Legend has it that when a polish merchant was trading grain for sheep, he brought a few Polish Lowland sheepdogs to move the sheep which captured the attention of a Scottish merchant for their herding abilities. He brought several dogs in exchange of sheep and bred them with local Scottish dogs which yielded Bearded Collie. This happened around early sixteenth century but these got nearly extinct during WWII. In 1944 G.Olive Willison resurrected the Bearded Collie by breeding one to his brown bitch.
AKC recognized them in 1976 and these are a rare breed. They are also known as "Highland Collie," the "Highland Sheepdog" and the "Hairy Moved Collie."
The Bearded Collie is an extremely active breed and excels at obedience and agility training. It is intelligent, and easily trainable. Due to their antics and activities, they are extremely entertaining and make for excellent family pets.
- Activity level: 4/5 (very active)
- Intelligence level: 3.5/5 (intelligent)
- Curiosity: 2/5 (mildly curious)
- Friendliness: 3/5 (quite friendly)
- Vocal: 4/5 (can be quite vocal)
Being a working dog, The Bearded Collie has a long, lean body medium sized body. Its head is large, and has relatively short, full muzzle. The coat is shaggy and waterproof, and changes colour many times before consolidating in adulthood.
- Fur: Shaggy coat; hard and flat outer coat and furry soft undercoat. This coat hangs on their whole body especially their chin, forming a beard. At birth they could be black, blue, brown or fawn, with or without white markings but they often fade away as they mature.

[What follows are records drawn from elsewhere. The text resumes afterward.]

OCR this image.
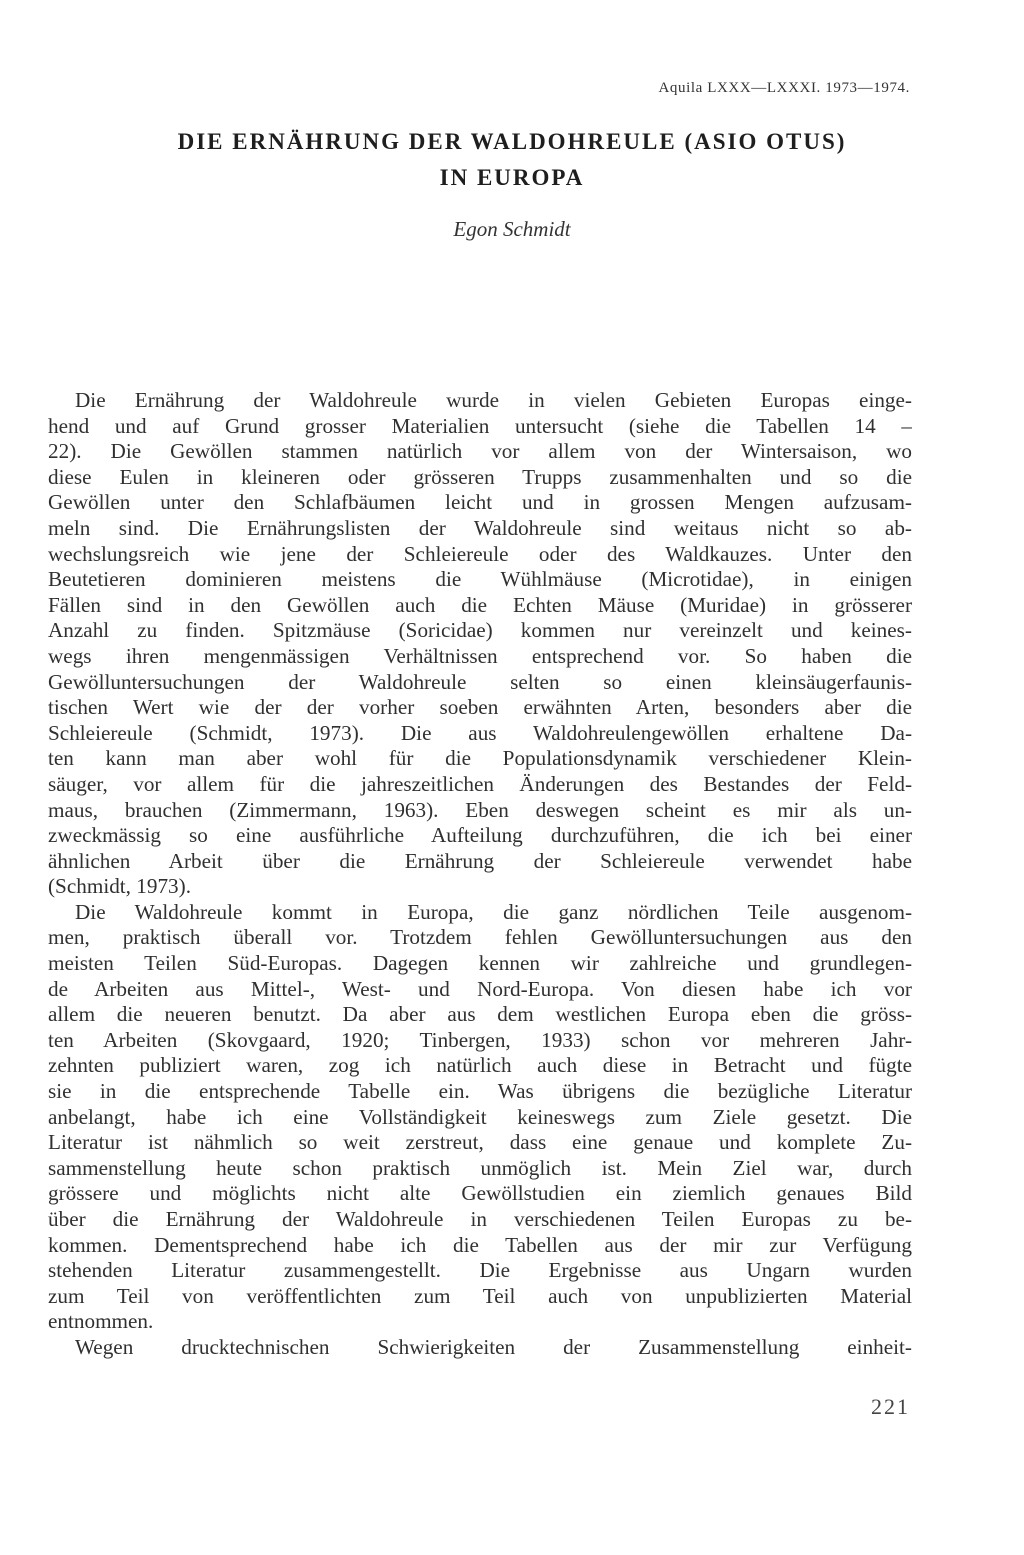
Aquila LXXX—LXXXI. 1973—1974.
DIE ERNÄHRUNG DER WALDOHREULE (ASIO OTUS)
IN EUROPA
Egon Schmidt
Die Ernährung der Waldohreule wurde in vielen Gebieten Europas einge-
hend und auf Grund grosser Materialien untersucht (siehe die Tabellen 14 –
22). Die Gewöllen stammen natürlich vor allem von der Wintersaison, wo
diese Eulen in kleineren oder grösseren Trupps zusammenhalten und so die
Gewöllen unter den Schlafbäumen leicht und in grossen Mengen aufzusam-
meln sind. Die Ernährungslisten der Waldohreule sind weitaus nicht so ab-
wechslungsreich wie jene der Schleiereule oder des Waldkauzes. Unter den
Beutetieren dominieren meistens die Wühlmäuse (Microtidae), in einigen
Fällen sind in den Gewöllen auch die Echten Mäuse (Muridae) in grösserer
Anzahl zu finden. Spitzmäuse (Soricidae) kommen nur vereinzelt und keines-
wegs ihren mengenmässigen Verhältnissen entsprechend vor. So haben die
Gewölluntersuchungen der Waldohreule selten so einen kleinsäugerfaunis-
tischen Wert wie der der vorher soeben erwähnten Arten, besonders aber die
Schleiereule (Schmidt, 1973). Die aus Waldohreulengewöllen erhaltene Da-
ten kann man aber wohl für die Populationsdynamik verschiedener Klein-
säuger, vor allem für die jahreszeitlichen Änderungen des Bestandes der Feld-
maus, brauchen (Zimmermann, 1963). Eben deswegen scheint es mir als un-
zweckmässig so eine ausführliche Aufteilung durchzuführen, die ich bei einer
ähnlichen Arbeit über die Ernährung der Schleiereule verwendet habe
(Schmidt, 1973).
Die Waldohreule kommt in Europa, die ganz nördlichen Teile ausgenom-
men, praktisch überall vor. Trotzdem fehlen Gewölluntersuchungen aus den
meisten Teilen Süd-Europas. Dagegen kennen wir zahlreiche und grundlegen-
de Arbeiten aus Mittel-, West- und Nord-Europa. Von diesen habe ich vor
allem die neueren benutzt. Da aber aus dem westlichen Europa eben die gröss-
ten Arbeiten (Skovgaard, 1920; Tinbergen, 1933) schon vor mehreren Jahr-
zehnten publiziert waren, zog ich natürlich auch diese in Betracht und fügte
sie in die entsprechende Tabelle ein. Was übrigens die bezügliche Literatur
anbelangt, habe ich eine Vollständigkeit keineswegs zum Ziele gesetzt. Die
Literatur ist nähmlich so weit zerstreut, dass eine genaue und komplete Zu-
sammenstellung heute schon praktisch unmöglich ist. Mein Ziel war, durch
grössere und möglichts nicht alte Gewöllstudien ein ziemlich genaues Bild
über die Ernährung der Waldohreule in verschiedenen Teilen Europas zu be-
kommen. Dementsprechend habe ich die Tabellen aus der mir zur Verfügung
stehenden Literatur zusammengestellt. Die Ergebnisse aus Ungarn wurden
zum Teil von veröffentlichten zum Teil auch von unpublizierten Material
entnommen.
Wegen drucktechnischen Schwierigkeiten der Zusammenstellung einheit-
221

- Eyes: Widely set eyes are in tone with their coat.
- Body structure: Medium-sized and strong build these dogs have a lean lean-long body.
- Facial features: Large head, broad and flat; a relatively short muzzle; large, square, black nose. Medium-sized ears covered with long hair hang close to the head.
- Weight: Bearded Collies have an average weight of 18–27 kilograms (40–60 lb).
Most common health problems faced by the Bearded Collie are Musculoskeletal, Hypothyroidism, Cruciate Ligament Rupture (CLR), Addison’s disease, and skin problems. Hip Dysplasia however cannot be treated and dogs with these should not be bred. PRA (Progressive Retinal Atrophy) also cannot be treated but dogs can compensate their sense of sight and live normally, just don’t move the furniture frequently. Cruciate Ligament Rupture can be diagnosed by cranial drawer test and arthroscopy, whereas hypothyroidism can be detected through a complete blood count, urinalysis and biochemistry profiling; radiographic studies may also be conducted to check for thyroid related deficiencies.
Obedience training will help you to discipline them and avoid chaos. Positive training techniques like food rewards and praise are recommended, they do not learn by harsh measures. It takes about an hour to brush them and should be done once a week.
Use a Pin brush to remove tangles from long double coat. Spray a conditioner before brushing to make the task easier. Bath them as required. Nail care and dental hygiene are other grooming needs.
We have gathered this information from our breeders based on their experience with this breed. However, remember that each animal is different with its own personality and needs (just like people!), so use this information wisely.